Garantias e Agente Fiduciário
As Notas Promissórias, as Notas Comerciais e as Debêntures não possuem garantias obrigatórias por lei, ficando a critério do emitente decidir incluir ou não garantias nas condições desses instrumentos. Além disso, é importante destacar que nenhum desses instrumentos é coberto pelo Fundo Garantidor de Créditos (FGC), o que aumenta a relevância de fatores como a análise da solvência do emitente e, quando existentes, das garantias oferecidas. Assim, enquanto as garantias podem ser incluídas para aumentar a atratividade do instrumento para investidores, sua ausência não impede a emissão ou a negociação no mercado.
Quanto ao agente fiduciário, a obrigatoriedade de sua presença é legalmente estabelecida no § 1º, do art. 61 da LSA, nas emissões de Debêntures que serão negociadas no mercado, não havendo necessidade de sua intervenção nas emissões privadas. Nos casos das Notas Comerciais, não há obrigatoriedade na contratação de um agente fiduciário, mas o art. 50 da Lei nº 14.195/21 afirma que a CVM pode estabelecer a eventual contratação de um nas emissões de Notas Comerciais ofertadas publicamente ou admitidas à negociação em mercados regulamentados de valores mobiliários.

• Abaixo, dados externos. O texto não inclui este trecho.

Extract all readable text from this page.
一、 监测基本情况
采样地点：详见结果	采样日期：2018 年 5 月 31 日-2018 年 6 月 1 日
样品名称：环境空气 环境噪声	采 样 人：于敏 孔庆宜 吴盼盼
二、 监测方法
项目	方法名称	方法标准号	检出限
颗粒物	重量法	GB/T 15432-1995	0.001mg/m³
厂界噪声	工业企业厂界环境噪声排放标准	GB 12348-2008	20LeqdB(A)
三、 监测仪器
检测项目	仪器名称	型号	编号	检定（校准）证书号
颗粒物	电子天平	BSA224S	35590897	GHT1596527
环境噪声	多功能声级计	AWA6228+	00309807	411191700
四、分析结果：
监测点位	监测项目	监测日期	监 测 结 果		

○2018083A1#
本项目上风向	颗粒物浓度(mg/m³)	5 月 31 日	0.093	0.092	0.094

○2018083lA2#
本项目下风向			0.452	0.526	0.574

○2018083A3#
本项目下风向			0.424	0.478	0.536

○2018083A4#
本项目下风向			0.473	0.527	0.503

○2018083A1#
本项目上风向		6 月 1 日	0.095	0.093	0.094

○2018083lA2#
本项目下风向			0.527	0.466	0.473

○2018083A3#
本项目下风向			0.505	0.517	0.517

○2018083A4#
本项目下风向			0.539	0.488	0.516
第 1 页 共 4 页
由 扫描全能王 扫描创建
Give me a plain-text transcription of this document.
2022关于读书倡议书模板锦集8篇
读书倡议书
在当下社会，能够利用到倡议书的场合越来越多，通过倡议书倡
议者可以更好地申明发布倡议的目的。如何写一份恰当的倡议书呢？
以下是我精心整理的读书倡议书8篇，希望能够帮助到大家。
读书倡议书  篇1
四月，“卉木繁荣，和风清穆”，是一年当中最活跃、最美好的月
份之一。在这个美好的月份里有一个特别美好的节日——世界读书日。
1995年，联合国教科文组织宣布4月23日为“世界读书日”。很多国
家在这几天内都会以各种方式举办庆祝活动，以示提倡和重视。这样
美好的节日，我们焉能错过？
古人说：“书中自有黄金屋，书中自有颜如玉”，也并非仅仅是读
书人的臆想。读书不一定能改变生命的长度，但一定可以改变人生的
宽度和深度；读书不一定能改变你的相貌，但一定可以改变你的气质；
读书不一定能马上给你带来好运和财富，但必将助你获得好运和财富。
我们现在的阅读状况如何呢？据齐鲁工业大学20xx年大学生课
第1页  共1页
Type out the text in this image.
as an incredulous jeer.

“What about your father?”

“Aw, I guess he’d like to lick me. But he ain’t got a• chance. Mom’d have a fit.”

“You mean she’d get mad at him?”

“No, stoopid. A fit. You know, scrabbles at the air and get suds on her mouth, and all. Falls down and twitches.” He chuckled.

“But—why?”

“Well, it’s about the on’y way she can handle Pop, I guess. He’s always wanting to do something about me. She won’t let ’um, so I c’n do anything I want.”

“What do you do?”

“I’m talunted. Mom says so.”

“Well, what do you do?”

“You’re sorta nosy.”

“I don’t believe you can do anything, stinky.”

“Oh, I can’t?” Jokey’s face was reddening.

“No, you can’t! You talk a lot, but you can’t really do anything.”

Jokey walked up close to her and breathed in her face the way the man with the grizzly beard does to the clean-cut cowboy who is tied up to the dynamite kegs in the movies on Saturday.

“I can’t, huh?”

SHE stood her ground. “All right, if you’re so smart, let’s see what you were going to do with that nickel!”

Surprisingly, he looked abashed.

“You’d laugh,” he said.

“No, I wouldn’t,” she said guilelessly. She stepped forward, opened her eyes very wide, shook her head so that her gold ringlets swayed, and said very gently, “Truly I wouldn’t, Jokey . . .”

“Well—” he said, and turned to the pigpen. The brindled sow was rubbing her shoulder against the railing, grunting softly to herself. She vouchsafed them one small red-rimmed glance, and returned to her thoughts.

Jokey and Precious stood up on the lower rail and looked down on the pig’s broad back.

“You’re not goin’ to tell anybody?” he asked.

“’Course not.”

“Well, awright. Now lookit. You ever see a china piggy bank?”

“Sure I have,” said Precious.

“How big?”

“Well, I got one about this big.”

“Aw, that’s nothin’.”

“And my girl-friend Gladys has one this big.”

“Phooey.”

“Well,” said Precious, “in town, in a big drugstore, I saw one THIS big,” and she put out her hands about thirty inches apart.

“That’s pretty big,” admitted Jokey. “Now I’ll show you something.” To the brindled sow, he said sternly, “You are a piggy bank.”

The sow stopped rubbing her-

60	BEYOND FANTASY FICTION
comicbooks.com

Sobre as Notas Promissórias, como já explicitado na discussão sobre o prazo de vencimento, o agente fiduciário somente é exigido nos casos de oferta pública de distribuição direcionada exclusivamente a investidores profissionais com prazo de vencimento superior a 360 dias.
Considerações Finais
Os instrumentos de crédito desempenham um papel estratégico no mercado financeiro brasileiro, com características que os tornam adequados para diferentes perfis de investidores e necessidades de empresas. Como já explicado, uma mesma sociedade, por exemplo, pode decidir emitir Notas Promissórias, Debêntures ou Notas Comerciais como forma de captação de recursos, sendo cada instrumento útil para diferentes estratégias de captação. Portanto, compreender as especificidades de cada um dos instrumentos é essencial para investidores e empresas que buscam alinhar suas estratégias financeiras à legislação vigente e às condições de mercado, otimizando sua estratégia de captação de recursos via mercado de capitais.